What else? Again, this is Sundance, so movies that sound promising can go sideways in a second. But ‘90s nostalgists will have deep feelings about Jane Schoenbrun’s “I Saw the TV Glow,” which focuses on a fictional “Buffy the Vampire Slayer”-type TV show (“The Pink Opaque”) that becomes a cult obsession. People in their late 30s, early 40s — the ones who get sloppy remembering their childhoods watching Brendan Fraser in “George of the Jungle” — are going to love it.
There’s also “Freaky Tales,” a multipart drama from Anna Boden and Ryan Fleck, the filmmaking duo behind “Sugar,” “Half Nelson” and, sure, “Captain Marvel.” Set in 1987 Oakland and encompassing four interconnected stories featuring skinheads and punks, rappers and an NBA all-star. It boasts a cast that includes Pedro Pascal, Ben Mendelsohn and the late, great Angus Cloud.
And it wouldn’t — or shouldn’t — be Sundance without Kristen Stewart, who stars in a couple of titles this year and will receive the festival’s Visionary Award at an opening night gala. Stewart co-stars with Steven Yeun in “Love Me,” billed as a sci-fi love story between a satellite and a buoy. (“It’s hard to explain,” Stewart told Entertainment Weekly. I’m not going to argue.) And she’ll be in the A24 romantic thriller “Love Lies Bleeding,” playing a gym manager who falls for a female bodybuilder.

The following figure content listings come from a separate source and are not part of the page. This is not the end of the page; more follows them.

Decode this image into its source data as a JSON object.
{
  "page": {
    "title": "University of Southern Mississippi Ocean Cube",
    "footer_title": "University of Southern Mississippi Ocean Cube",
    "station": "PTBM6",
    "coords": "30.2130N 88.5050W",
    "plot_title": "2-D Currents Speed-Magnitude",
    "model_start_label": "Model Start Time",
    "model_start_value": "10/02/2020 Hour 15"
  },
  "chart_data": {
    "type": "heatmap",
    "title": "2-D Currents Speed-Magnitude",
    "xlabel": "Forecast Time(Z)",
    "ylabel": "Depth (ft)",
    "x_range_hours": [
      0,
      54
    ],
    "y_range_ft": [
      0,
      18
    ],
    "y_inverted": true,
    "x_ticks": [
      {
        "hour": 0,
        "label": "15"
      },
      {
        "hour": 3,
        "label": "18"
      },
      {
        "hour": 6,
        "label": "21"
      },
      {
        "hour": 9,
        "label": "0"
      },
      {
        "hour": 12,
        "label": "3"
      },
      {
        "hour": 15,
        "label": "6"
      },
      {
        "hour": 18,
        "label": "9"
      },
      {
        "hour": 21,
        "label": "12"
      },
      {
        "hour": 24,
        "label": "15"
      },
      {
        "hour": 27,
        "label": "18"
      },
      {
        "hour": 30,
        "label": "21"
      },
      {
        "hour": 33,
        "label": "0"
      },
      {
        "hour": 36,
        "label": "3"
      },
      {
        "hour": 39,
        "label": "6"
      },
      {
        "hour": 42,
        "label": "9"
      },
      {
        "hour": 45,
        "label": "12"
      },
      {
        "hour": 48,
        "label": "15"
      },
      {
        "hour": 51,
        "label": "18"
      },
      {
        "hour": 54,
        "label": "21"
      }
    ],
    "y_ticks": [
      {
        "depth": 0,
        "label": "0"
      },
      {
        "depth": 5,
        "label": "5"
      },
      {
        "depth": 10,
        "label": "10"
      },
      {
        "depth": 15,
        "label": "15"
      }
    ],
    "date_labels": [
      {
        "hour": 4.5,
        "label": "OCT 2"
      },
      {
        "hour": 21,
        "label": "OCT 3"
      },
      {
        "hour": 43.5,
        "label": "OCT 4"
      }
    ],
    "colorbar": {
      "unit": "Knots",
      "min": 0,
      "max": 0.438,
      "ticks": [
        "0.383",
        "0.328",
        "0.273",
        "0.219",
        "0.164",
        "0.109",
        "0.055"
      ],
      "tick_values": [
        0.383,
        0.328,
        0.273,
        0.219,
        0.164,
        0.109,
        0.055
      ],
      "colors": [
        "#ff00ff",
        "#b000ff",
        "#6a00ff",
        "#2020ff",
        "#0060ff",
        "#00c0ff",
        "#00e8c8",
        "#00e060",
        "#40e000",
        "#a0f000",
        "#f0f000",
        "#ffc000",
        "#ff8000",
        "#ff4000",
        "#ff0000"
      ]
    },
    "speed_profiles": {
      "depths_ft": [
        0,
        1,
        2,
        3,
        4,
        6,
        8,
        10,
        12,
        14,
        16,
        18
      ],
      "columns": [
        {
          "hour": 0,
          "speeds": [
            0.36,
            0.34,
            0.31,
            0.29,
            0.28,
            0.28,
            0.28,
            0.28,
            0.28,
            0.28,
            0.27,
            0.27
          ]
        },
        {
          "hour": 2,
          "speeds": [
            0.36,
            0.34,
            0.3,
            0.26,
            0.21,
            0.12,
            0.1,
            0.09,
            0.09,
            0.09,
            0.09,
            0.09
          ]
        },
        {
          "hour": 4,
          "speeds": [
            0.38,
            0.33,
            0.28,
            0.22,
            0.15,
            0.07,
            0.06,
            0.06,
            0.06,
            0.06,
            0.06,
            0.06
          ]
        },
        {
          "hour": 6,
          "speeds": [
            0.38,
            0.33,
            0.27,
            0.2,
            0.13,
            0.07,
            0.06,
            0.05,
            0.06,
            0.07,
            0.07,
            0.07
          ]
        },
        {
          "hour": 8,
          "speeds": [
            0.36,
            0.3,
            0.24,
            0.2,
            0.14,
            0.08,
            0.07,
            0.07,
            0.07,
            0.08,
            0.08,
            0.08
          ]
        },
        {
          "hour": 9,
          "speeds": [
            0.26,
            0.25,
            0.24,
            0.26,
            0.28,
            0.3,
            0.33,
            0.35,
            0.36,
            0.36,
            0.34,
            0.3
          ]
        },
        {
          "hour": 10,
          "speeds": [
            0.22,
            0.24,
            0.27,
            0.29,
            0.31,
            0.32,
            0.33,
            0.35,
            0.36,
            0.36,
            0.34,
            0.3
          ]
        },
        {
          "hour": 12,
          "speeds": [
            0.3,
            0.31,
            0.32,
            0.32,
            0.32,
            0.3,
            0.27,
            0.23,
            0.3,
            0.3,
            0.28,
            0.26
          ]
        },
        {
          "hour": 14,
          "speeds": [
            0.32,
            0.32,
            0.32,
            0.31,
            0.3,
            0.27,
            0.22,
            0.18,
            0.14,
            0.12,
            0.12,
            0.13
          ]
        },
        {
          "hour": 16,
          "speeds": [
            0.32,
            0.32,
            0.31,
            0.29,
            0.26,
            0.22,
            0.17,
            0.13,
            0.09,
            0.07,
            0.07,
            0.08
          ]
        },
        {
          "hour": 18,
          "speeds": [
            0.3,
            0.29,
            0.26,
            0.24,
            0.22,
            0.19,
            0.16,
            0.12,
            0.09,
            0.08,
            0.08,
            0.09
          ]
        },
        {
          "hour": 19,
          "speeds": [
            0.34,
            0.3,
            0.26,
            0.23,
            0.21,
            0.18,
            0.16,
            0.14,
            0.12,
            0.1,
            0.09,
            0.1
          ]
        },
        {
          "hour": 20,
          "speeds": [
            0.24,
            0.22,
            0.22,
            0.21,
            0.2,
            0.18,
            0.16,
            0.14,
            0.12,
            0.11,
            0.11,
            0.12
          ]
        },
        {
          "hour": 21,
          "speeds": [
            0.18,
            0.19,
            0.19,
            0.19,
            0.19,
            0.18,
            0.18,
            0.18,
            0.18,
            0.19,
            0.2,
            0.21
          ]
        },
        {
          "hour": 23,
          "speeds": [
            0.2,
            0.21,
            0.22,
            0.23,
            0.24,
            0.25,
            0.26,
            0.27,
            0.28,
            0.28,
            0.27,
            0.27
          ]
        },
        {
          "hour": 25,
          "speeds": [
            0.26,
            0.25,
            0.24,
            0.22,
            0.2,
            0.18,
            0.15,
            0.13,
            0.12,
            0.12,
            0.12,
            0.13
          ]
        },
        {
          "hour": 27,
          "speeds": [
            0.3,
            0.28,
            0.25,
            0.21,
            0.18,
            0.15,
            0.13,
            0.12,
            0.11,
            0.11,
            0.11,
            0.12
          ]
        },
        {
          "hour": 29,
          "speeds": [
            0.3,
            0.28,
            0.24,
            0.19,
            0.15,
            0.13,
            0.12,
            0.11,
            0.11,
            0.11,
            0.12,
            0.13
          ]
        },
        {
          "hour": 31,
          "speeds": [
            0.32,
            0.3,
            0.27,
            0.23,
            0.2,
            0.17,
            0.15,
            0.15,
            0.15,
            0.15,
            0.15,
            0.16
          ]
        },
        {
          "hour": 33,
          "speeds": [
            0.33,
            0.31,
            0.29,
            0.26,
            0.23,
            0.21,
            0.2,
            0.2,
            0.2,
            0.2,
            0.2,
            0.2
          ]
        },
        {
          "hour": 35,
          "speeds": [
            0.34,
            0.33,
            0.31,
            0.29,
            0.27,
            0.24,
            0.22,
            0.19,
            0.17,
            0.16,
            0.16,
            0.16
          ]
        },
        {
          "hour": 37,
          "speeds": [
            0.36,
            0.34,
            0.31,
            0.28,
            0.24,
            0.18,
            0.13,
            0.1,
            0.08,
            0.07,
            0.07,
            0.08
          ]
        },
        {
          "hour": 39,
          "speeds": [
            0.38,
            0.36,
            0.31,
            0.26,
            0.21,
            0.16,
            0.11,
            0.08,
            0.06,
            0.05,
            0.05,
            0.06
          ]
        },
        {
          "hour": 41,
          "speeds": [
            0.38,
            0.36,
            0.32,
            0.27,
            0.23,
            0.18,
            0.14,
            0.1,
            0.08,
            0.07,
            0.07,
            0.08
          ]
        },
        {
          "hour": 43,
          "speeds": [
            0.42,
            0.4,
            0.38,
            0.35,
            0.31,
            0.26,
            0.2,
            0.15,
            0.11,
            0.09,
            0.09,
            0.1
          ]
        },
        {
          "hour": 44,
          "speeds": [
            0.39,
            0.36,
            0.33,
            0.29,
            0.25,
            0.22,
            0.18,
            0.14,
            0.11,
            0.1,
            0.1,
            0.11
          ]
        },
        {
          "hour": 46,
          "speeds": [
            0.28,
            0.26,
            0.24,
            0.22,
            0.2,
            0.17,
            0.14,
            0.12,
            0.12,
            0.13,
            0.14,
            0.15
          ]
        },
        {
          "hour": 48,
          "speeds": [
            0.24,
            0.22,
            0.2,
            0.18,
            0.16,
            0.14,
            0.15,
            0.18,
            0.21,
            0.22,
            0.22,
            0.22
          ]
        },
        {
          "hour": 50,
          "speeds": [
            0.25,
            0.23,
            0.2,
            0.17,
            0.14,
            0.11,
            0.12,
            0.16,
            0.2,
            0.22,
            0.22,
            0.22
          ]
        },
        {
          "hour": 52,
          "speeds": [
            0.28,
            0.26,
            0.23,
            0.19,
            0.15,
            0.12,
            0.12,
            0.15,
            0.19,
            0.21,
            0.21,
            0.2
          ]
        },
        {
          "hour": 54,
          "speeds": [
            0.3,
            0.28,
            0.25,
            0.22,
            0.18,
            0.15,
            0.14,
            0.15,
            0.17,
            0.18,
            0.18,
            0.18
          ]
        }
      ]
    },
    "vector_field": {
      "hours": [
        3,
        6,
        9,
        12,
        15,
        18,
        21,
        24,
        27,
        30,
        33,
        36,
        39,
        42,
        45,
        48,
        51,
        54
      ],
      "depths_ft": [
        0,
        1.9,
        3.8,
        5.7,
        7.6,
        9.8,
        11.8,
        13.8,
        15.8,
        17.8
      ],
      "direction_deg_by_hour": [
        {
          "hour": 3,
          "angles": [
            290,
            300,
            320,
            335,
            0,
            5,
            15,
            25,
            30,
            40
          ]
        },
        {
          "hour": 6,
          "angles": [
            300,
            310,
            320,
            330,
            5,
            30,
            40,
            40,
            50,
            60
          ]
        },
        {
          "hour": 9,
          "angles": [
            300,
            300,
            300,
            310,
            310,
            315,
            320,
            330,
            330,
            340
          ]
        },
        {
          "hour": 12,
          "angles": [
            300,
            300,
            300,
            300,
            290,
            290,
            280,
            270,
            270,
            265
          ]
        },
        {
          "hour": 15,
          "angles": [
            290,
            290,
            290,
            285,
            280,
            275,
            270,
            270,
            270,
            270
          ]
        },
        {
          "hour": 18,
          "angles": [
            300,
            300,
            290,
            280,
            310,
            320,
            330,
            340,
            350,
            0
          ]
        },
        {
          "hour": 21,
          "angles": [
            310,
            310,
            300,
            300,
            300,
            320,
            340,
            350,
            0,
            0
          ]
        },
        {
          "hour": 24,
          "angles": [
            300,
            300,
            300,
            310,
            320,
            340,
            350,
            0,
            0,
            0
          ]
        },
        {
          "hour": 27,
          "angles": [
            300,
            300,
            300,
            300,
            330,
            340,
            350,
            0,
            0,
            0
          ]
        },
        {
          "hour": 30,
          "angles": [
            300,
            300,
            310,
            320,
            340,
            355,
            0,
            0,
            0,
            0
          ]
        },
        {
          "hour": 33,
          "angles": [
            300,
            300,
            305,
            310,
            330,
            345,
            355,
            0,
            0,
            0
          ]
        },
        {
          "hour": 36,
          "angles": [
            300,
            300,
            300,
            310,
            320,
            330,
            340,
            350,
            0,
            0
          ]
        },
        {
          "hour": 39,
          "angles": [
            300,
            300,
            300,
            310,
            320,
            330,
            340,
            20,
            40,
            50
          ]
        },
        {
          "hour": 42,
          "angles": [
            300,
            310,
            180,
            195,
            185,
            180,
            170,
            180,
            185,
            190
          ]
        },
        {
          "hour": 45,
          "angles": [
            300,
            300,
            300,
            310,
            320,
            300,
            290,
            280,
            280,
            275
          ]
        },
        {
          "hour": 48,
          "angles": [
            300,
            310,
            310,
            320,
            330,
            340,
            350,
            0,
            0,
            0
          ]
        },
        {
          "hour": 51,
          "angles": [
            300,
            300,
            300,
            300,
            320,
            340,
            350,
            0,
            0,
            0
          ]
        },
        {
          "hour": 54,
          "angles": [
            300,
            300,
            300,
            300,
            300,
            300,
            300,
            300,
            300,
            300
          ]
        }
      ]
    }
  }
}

Finally, how about “Will & Harper,” a documentary about Will Ferrell learning that a close friend of 30 years is coming out as a trans woman. How to process this and move on to the next stage of their friendship? Road trip! Sounds like it might be the perfect movie to show your transphobic family members — you know, the ones who have watched “Elf” 83 times and forced you to sit through it again this Christmas.